Happy de Grant Morrison et Darick Robertson, c’est un peu comme mélanger un polar noir bien poisseux avec un arc-en-ciel fluorescent : ça surprend, ça fascine par moments, mais ça finit par donner mal à la tête. L’histoire de Nick Sax, un ex-flic déchu et cynique qui se retrouve guidé par un petit cheval bleu volant nommé Happy, est un cocktail d’idées folles qui peine parfois à trouver son équilibre.
Dès le départ, Morrison plonge son lecteur dans un univers crasseux, où la violence graphique et verbale est omniprésente. Nick Sax est le cliché assumé du détective à la dérive, un anti-héros qu’on suit avec une sorte de fascination morbide. L’arrivée d’Happy, cette étrange créature imaginaire qui ressemble à une mascotte échappée d’un dessin animé sous LSD, aurait pu injecter une légèreté bienvenue. Mais cette alliance improbable entre noirceur absolue et féerie colorée fonctionne de manière inégale, oscillant entre le génial et le grotesque.
Visuellement, Darick Robertson fait un excellent travail pour capturer l’horreur et la saleté du monde de Nick.
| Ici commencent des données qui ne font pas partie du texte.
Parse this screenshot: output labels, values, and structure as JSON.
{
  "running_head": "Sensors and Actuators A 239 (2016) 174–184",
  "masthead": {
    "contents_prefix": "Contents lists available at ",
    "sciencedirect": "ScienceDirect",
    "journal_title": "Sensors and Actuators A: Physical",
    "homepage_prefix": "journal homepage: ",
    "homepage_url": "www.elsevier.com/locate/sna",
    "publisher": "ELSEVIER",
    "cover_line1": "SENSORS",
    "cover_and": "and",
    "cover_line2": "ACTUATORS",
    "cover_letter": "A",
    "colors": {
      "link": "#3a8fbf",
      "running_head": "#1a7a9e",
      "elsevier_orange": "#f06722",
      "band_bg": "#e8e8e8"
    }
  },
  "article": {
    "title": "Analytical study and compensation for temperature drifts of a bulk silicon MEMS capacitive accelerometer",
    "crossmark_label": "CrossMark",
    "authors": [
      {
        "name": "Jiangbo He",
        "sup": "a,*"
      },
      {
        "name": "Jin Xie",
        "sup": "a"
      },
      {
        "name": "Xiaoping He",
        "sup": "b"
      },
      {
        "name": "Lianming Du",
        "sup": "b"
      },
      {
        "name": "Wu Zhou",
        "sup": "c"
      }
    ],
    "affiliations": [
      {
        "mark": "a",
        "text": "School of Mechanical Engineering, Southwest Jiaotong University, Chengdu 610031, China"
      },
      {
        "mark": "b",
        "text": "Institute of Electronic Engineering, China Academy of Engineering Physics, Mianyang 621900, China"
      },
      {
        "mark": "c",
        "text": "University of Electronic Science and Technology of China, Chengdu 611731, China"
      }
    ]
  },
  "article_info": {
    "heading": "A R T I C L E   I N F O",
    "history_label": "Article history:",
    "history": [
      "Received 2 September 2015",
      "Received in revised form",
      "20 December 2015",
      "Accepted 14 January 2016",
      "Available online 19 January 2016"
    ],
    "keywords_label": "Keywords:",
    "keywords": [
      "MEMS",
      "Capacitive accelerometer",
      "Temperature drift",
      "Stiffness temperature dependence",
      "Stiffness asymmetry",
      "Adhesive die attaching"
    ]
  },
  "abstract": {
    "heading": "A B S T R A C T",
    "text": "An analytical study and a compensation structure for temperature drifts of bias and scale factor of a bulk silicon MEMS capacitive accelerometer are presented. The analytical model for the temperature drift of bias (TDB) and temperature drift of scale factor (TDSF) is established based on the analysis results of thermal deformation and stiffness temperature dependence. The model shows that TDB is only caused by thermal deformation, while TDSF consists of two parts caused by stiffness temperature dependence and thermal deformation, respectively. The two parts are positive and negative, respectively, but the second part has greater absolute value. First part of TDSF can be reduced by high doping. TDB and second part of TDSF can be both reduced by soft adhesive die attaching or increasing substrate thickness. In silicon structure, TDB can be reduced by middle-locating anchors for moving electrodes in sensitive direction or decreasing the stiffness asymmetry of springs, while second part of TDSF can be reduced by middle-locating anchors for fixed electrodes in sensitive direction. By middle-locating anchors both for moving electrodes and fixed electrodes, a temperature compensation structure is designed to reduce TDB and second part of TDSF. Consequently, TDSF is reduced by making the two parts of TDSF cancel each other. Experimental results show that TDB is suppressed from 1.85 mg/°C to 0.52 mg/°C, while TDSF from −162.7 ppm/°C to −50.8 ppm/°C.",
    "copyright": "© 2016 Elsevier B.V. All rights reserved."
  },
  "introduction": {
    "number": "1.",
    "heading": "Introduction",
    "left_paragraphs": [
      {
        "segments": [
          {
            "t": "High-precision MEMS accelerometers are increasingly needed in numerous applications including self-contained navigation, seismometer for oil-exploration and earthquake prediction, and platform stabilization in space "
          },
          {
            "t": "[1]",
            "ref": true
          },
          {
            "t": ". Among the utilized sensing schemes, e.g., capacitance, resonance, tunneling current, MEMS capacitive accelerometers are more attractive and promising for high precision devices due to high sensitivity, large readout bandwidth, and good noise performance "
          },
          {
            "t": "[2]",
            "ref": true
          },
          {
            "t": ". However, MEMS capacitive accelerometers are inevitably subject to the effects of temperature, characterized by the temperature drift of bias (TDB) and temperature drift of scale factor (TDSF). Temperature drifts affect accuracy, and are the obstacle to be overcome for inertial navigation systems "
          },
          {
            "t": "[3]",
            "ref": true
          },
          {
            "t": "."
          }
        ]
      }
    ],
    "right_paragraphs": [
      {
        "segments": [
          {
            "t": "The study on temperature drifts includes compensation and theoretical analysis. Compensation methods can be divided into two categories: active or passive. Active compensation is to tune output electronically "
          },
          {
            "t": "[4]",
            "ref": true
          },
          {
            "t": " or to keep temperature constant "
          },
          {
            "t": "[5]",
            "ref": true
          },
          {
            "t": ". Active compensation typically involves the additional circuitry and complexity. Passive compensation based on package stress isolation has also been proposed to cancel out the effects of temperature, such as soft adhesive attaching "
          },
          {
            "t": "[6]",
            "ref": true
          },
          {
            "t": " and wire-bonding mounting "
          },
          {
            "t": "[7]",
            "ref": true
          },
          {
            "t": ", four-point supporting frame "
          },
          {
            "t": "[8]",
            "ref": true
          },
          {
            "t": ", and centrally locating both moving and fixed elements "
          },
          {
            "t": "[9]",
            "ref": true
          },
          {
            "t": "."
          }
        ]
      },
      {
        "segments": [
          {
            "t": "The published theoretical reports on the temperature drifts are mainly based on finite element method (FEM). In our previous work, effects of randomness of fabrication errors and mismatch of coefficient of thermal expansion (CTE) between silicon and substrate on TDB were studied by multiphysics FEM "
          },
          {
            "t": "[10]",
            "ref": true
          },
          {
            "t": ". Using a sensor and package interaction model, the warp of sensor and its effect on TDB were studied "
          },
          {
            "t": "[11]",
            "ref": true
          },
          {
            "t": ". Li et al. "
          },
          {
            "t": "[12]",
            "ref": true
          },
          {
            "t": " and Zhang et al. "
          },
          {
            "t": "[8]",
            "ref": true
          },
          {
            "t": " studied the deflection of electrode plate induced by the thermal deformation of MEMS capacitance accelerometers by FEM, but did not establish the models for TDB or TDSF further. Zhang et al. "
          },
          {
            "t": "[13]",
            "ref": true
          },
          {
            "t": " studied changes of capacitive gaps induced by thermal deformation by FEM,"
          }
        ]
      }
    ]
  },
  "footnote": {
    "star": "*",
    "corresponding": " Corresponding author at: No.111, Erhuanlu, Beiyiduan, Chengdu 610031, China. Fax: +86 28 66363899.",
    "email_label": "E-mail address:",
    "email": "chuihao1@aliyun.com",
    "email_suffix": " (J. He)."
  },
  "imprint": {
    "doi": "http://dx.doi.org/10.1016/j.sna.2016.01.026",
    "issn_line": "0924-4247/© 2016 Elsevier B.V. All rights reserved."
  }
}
Ses planches regorgent de détails crasseux qui collent à l’ambiance sordide de l’histoire. Les scènes où Happy apparaît apportent un contraste saisissant, mais parfois un peu trop forcé, comme si le petit cheval bleu avait été collé à la dernière minute pour ajouter une touche d’absurde. Ce décalage est efficace au début, mais perd de son impact à mesure que l’histoire avance.
Le scénario de Morrison, bien que bourré d’idées originales, donne parfois l’impression d’être en pilote automatique. L’intrigue principale – un kidnapping avec des enjeux de plus en plus violents – est classique, et les rebondissements, bien que choquants, manquent de la profondeur qu’on pourrait attendre d’un auteur de ce calibre. Happy lui-même, malgré son rôle crucial, semble parfois sous-exploité, comme une blague qui ne va pas au bout de son potentiel.
Le principal problème de Happy, c’est qu’il ne sait pas toujours sur quel pied danser. Est-ce une satire sombre ? Une exploration psychologique ? Un délire trash assumé ? Le mélange de tons déstabilise plus qu’il ne séduit, et on ressort du récit avec le sentiment d’avoir vu une expérience un peu bancale, malgré ses moments de génie.
En résumé : Happy est une lecture déroutante qui tente de marier le cynisme du polar noir avec l’absurde du cartoon, mais qui ne parvient pas toujours à tenir ses promesses. Une œuvre qui plaira aux amateurs d’expérimentations déjantées, mais qui risque de laisser les autres perplexes. À lire pour le choc des genres… et pour se demander ce que Grant Morrison avait dans son café ce jour-là.